L’organisation de protection de l’environnement met en garde contre le fait que les dérives extrêmes de l’industrie de la mode ne cessent d’augmenter — en raison de l’émergence de l’« ultra fast fashion ». La marque de mode en ligne chinoise SHEIN, qui pratique un marketing agressif à l’aide d’influenceurs et qui est présente sur les réseaux sociaux comme TikTok plus qu’aucune autre marque de mode, incarne ce phénomène. L’offre de SHEIN se renouvelle en permanence et la boutique propose jusqu’à 9000 nouveaux modèles par jour. Les prix sont en partie encore inférieurs à ceux d’autres marques à bas prix comme H&M, Zara et Primark.

Une véritable durabilité s’impose

Pour résoudre ce problème, Greenpeace demande de ralentir les flux de marchandises et de passer à des modèles commerciaux circulaires. « La vérité est […] que la fast fashion ne sera jamais durable », affirme l’organisation.

En principe, il faut miser sur un design durable, c’est-à-dire produire moins de vêtements de meilleure qualité. La durée de vie des produits doit être prolongée en rendant les pièces réparables et réutilisables et en permettant une utilisation multiple. Les cycles des matériaux doivent être fermés, notamment par la mise en place de systèmes de reprise et par le recyclage.

« Les consommateurs ont besoin de modèles de location de textiles, de vêtements d’occasion et de réparation au lieu de vêtements en plastique nouvellement produits — la véritable durabilité doit devenir la norme », a demandé l’experte de Greenpeace Wohlgemuth. Les marques mondiales de mode ne devraient plus se considérer uniquement comme des producteurs, mais devraient plutôt devenir des prestataires de services textiles, selon Greenpeace.
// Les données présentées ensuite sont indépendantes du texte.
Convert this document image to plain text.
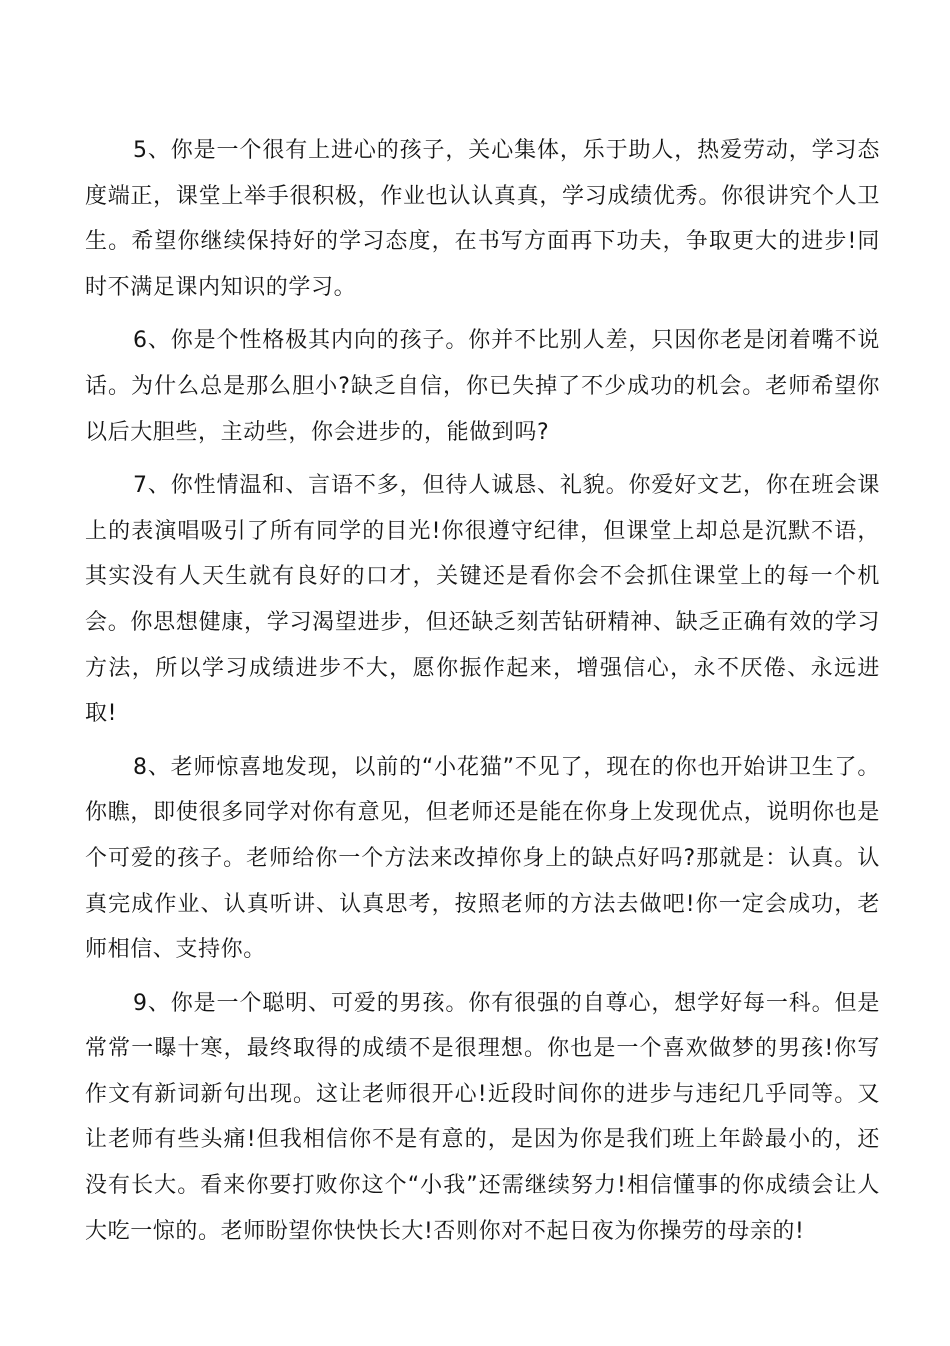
5、你是一个很有上进心的孩子，关心集体，乐于助人，热爱劳动，学习态度端正，课堂上举手很积极，作业也认认真真，学习成绩优秀。你很讲究个人卫生。希望你继续保持好的学习态度，在书写方面再下功夫，争取更大的进步!同时不满足课内知识的学习。

6、你是个性格极其内向的孩子。你并不比别人差，只因你老是闭着嘴不说话。为什么总是那么胆小?缺乏自信，你已失掉了不少成功的机会。老师希望你以后大胆些，主动些，你会进步的，能做到吗?

7、你性情温和、言语不多，但待人诚恳、礼貌。你爱好文艺，你在班会课上的表演唱吸引了所有同学的目光!你很遵守纪律，但课堂上却总是沉默不语，其实没有人天生就有良好的口才，关键还是看你会不会抓住课堂上的每一个机会。你思想健康，学习渴望进步，但还缺乏刻苦钻研精神、缺乏正确有效的学习方法，所以学习成绩进步不大，愿你振作起来，增强信心，永不厌倦、永远进取!

8、老师惊喜地发现，以前的“小花猫”不见了，现在的你也开始讲卫生了。你瞧，即使很多同学对你有意见，但老师还是能在你身上发现优点，说明你也是个可爱的孩子。老师给你一个方法来改掉你身上的缺点好吗?那就是：认真。认真完成作业、认真听讲、认真思考，按照老师的方法去做吧!你一定会成功，老师相信、支持你。

9、你是一个聪明、可爱的男孩。你有很强的自尊心，想学好每一科。但是常常一曝十寒，最终取得的成绩不是很理想。你也是一个喜欢做梦的男孩!你写作文有新词新句出现。这让老师很开心!近段时间你的进步与违纪几乎同等。又让老师有些头痛!但我相信你不是有意的，是因为你是我们班上年龄最小的，还没有长大。看来你要打败你这个“小我”还需继续努力!相信懂事的你成绩会让人大吃一惊的。老师盼望你快快长大!否则你对不起日夜为你操劳的母亲的!
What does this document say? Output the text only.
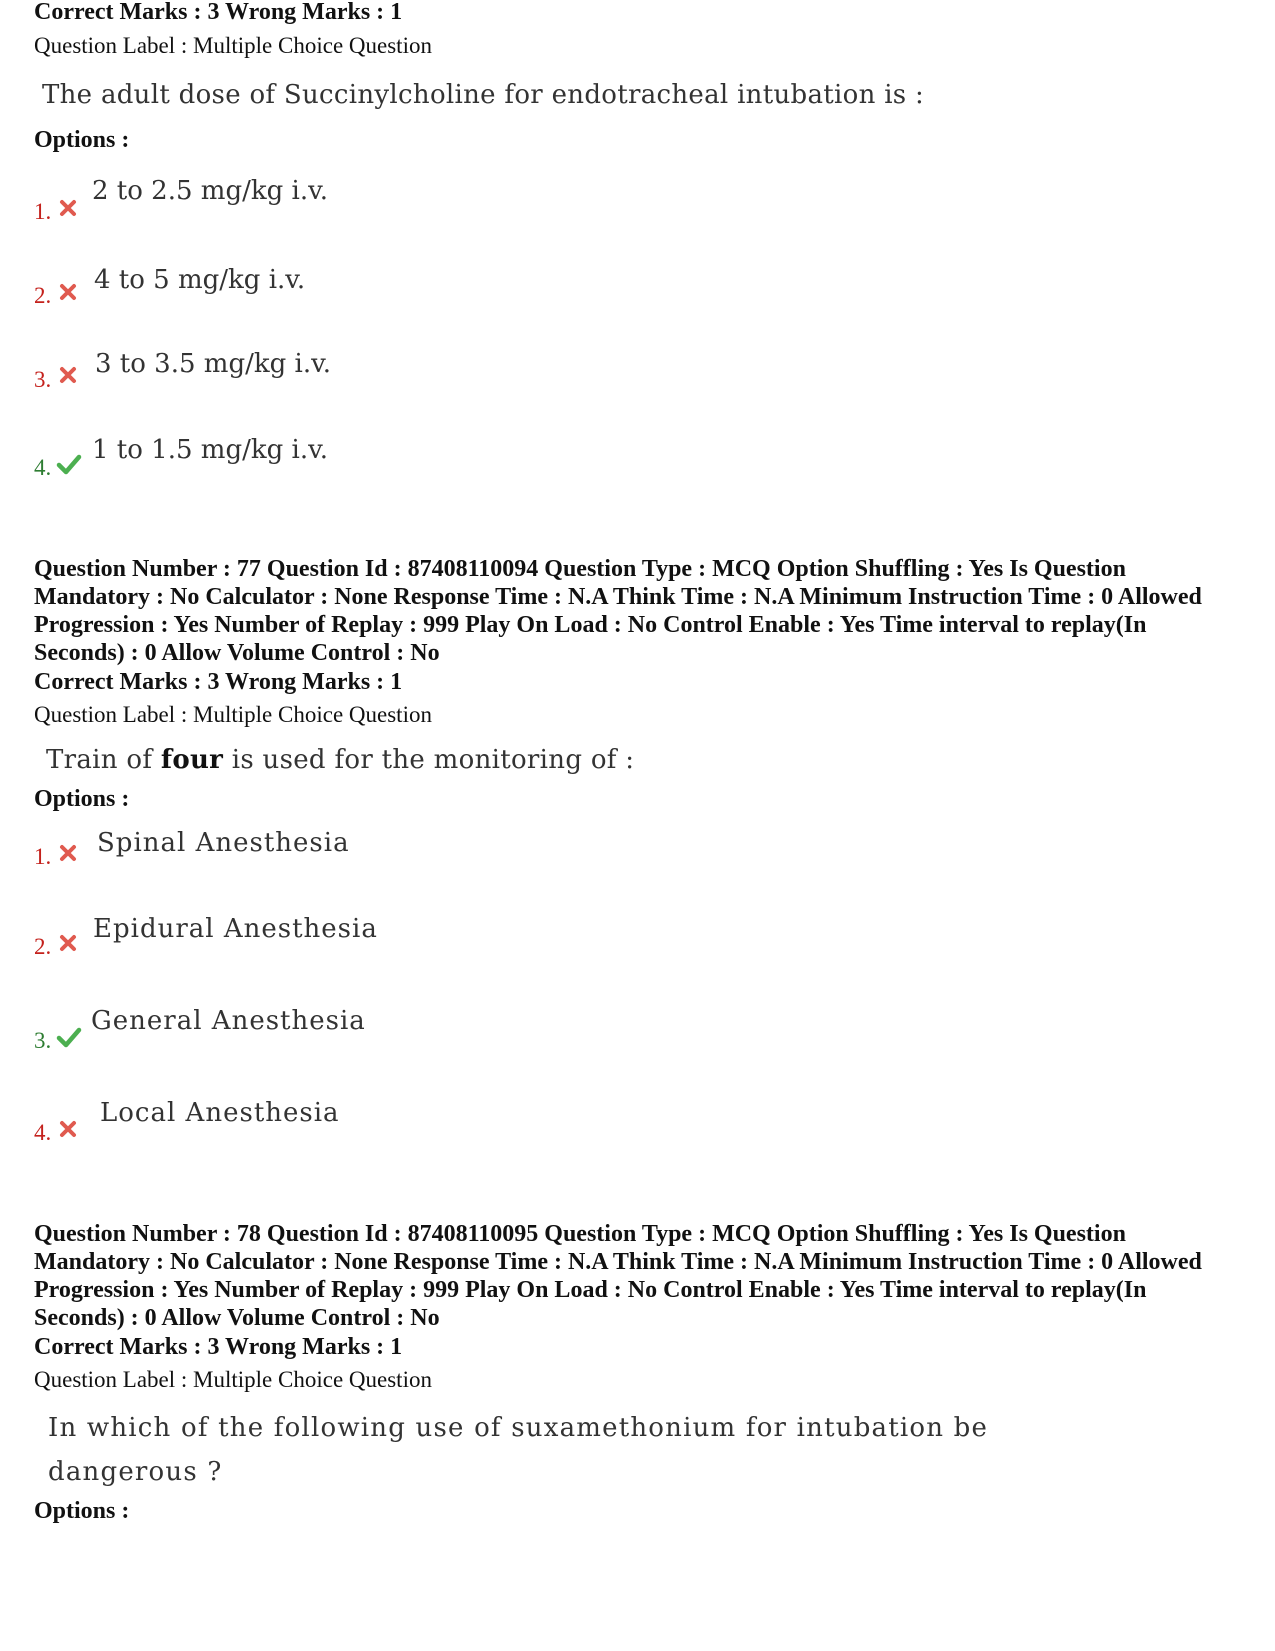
Correct Marks : 3 Wrong Marks : 1
Question Label : Multiple Choice Question
The adult dose of Succinylcholine for endotracheal intubation is :
Options :
1.
2 to 2.5 mg/kg i.v.
2.
4 to 5 mg/kg i.v.
3.
3 to 3.5 mg/kg i.v.
4.
1 to 1.5 mg/kg i.v.
Question Number : 77 Question Id : 87408110094 Question Type : MCQ Option Shuffling : Yes Is Question Mandatory : No Calculator : None Response Time : N.A Think Time : N.A Minimum Instruction Time : 0 Allowed Progression : Yes Number of Replay : 999 Play On Load : No Control Enable : Yes Time interval to replay(In Seconds) : 0 Allow Volume Control : No
Correct Marks : 3 Wrong Marks : 1
Question Label : Multiple Choice Question
Train of four is used for the monitoring of :
Options :
1. Spinal Anesthesia
2.
Epidural Anesthesia
3.
General Anesthesia
4.
Local Anesthesia
Question Number : 78 Question Id : 87408110095 Question Type : MCQ Option Shuffling : Yes Is Question Mandatory : No Calculator : None Response Time : N.A Think Time : N.A Minimum Instruction Time : 0 Allowed Progression : Yes Number of Replay : 999 Play On Load : No Control Enable : Yes Time interval to replay(In Seconds) : 0 Allow Volume Control : No
Correct Marks : 3 Wrong Marks : 1
Question Label : Multiple Choice Question
In which of the following use of suxamethonium for intubation be
dangerous ?
Options :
Greenpeace demande aux politiques et aux décideurs de « transformer et d’empêcher les modèles commerciaux linéaires qui protègent, voire encouragent, la persistance des procédés actuels et de ces modèles destructeurs ». Selon l’organisation, des mesures réglementaires strictes sont nécessaires pour responsabiliser les producteurs. Au niveau de l’UE, il existe déjà des propositions allant dans ce sens, comme la nouvelle loi sur la chaîne d’approvisionnement. Il s’agit maintenant de les mettre en œuvre — cette fois-ci sans échappatoire, comme cela avait été le cas dans le passé. Jusqu’à présent, il manquait à la stratégie textile de l’UE des plans de désintoxication des chaînes d’approvisionnement textiles, l’abandon des fibres synthétiques ainsi que des exigences contraignantes en matière de durabilité et d’écoconception.

En attendant, les consommateurs devraient recevoir des informations véridiques sur les produits. Les systèmes de certification pour les textiles et les chaînes de production devraient être solides et crédibles. Pour cela, des termes tels que « éco », « vert » et « naturel » ne devraient être utilisés dans le marketing que si l’origine du produit peut être vérifiée de manière indépendante. Greenpeace plaide pour l’interdiction des allégations de durabilité qui se limitent au respect des exigences légales et qui ne peuvent pas être vérifiées de manière indépendante.